Le texte de cette page a été corrigé et est conforme au fac-similé.
91
LES FRANCS-CHASSEURS.


<< Tu sais bien qui nous vaut cette honte et ce deuil !
Quel est l’homme enivré de sang et fou d’orgueil,
Qui nous ôta l’honneur et corrompit l’histoire
En nous tenant quinze ans gorgés de fausse gloire ;
Qui courba tant de fronts fiers devant les bourreaux,
Qui fit tant de laquais avec tant de héros ;
Ce contempteur profond de la nature humaine
Qu’il nous faut, à jamais, charger de notre haine !

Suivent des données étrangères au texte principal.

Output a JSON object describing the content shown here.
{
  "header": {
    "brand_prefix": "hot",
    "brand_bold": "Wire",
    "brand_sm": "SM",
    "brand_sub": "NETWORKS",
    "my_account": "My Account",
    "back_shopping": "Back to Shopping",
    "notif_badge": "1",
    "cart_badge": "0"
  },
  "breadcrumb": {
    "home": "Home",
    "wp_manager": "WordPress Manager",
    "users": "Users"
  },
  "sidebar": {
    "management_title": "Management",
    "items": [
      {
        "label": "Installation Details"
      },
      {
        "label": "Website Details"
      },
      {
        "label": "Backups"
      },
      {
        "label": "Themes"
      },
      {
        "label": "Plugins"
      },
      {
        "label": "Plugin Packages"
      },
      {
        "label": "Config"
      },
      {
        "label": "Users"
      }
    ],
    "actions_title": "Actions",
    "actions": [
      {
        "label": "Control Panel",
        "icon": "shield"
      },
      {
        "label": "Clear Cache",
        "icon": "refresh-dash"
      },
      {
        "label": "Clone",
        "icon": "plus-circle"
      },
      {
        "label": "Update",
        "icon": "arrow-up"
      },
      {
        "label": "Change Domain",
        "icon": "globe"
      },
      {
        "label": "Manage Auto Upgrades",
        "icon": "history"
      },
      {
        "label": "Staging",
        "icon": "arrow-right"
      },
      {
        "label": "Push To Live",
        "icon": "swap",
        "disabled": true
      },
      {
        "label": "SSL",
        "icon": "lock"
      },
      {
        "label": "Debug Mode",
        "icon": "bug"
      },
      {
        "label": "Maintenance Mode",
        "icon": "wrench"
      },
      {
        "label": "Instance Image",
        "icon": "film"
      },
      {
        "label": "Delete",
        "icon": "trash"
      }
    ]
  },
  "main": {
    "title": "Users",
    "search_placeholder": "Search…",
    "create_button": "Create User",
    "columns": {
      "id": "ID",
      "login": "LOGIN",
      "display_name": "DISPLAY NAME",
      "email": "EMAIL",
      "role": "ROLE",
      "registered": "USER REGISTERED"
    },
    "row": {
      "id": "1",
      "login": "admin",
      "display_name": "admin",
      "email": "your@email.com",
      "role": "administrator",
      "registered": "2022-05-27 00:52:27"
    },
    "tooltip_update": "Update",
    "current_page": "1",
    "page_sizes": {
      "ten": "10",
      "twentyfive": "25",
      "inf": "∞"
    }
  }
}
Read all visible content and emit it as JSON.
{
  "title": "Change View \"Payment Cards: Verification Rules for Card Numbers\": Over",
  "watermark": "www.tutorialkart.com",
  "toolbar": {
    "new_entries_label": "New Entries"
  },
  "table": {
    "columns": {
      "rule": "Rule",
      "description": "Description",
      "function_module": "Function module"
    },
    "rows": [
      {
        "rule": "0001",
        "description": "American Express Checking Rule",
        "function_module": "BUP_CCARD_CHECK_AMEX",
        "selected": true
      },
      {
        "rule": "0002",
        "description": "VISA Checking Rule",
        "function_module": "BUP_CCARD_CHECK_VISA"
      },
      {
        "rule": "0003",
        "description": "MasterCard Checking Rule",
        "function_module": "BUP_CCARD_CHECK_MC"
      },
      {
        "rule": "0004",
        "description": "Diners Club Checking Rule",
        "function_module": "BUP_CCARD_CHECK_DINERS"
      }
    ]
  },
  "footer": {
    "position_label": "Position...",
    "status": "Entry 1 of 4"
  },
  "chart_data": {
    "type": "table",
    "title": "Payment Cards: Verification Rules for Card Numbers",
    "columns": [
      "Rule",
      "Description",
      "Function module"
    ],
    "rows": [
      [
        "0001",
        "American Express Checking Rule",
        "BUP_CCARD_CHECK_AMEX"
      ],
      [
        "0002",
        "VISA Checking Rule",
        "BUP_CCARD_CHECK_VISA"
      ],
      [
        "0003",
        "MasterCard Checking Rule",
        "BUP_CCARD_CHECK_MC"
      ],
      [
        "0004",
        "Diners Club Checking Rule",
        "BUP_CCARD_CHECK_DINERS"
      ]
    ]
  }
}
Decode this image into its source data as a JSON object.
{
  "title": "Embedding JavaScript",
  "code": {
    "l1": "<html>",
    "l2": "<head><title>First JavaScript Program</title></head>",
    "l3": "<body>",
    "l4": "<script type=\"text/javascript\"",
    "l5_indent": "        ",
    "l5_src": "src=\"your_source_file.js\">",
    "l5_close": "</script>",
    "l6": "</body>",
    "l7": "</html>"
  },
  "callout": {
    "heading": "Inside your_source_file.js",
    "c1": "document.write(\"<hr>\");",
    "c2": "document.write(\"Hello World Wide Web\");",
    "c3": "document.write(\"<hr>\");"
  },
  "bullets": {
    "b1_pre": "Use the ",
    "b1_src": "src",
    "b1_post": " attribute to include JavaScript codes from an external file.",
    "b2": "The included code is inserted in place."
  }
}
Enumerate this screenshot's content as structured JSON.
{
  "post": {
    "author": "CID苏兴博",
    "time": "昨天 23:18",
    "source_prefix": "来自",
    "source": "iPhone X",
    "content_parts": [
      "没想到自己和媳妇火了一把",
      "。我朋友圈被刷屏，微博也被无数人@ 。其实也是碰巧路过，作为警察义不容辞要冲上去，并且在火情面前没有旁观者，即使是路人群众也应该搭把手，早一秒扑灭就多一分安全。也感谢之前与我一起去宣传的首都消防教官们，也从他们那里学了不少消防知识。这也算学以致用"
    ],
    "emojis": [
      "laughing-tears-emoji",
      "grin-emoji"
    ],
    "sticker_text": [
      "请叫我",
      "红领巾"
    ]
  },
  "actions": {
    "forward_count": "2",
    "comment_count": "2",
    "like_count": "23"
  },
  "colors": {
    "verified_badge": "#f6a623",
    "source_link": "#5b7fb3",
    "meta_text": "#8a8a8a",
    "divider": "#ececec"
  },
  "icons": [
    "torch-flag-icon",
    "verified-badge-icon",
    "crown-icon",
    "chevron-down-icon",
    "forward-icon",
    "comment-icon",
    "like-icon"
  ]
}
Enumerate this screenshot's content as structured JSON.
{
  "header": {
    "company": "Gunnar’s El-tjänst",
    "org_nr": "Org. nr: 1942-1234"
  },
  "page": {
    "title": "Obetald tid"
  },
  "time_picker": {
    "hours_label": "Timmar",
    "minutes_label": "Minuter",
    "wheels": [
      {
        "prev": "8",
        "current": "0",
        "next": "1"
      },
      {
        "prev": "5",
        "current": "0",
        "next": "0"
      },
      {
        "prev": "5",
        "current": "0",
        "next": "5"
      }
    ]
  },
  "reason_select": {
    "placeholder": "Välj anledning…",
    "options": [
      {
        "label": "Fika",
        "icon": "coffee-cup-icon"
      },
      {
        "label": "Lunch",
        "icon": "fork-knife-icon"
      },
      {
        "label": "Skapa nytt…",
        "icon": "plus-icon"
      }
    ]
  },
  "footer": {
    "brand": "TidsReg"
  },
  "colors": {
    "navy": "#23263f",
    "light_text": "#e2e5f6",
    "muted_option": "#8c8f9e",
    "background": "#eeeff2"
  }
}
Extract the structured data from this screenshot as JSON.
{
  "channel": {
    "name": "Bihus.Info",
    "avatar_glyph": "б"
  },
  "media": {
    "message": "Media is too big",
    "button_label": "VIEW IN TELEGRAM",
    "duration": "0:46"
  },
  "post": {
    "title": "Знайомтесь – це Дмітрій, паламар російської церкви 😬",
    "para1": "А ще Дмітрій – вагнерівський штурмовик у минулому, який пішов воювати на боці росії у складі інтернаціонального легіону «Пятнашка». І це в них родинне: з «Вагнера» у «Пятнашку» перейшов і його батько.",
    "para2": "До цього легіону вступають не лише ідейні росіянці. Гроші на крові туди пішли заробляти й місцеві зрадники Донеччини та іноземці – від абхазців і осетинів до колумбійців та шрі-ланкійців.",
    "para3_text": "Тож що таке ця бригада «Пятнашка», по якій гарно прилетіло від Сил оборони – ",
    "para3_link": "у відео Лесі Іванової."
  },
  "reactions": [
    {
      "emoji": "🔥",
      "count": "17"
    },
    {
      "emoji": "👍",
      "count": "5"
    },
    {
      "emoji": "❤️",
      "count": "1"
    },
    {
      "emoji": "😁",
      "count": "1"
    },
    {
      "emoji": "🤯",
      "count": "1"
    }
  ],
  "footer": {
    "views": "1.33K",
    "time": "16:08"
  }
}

L’invasion du sol, les périls d’aujourd’hui,
Nos propres lâchetés, tout est son œuvre à lui !
Chacun, lui rétorquant sa première insolence,
A droit de lui crier : Qu’as-tu fait de la France ?
Mais laissons là cet homme et son trône abattu,
Nous chez qui le vieux sang garde quelque vertu,
Qui, sauvés à demi par notre solitude,
Sommes demeurés purs malgré la servitude ;
Oublions notre haine et ce joug détesté :
Montrons ce que l’on peut avec la liberté !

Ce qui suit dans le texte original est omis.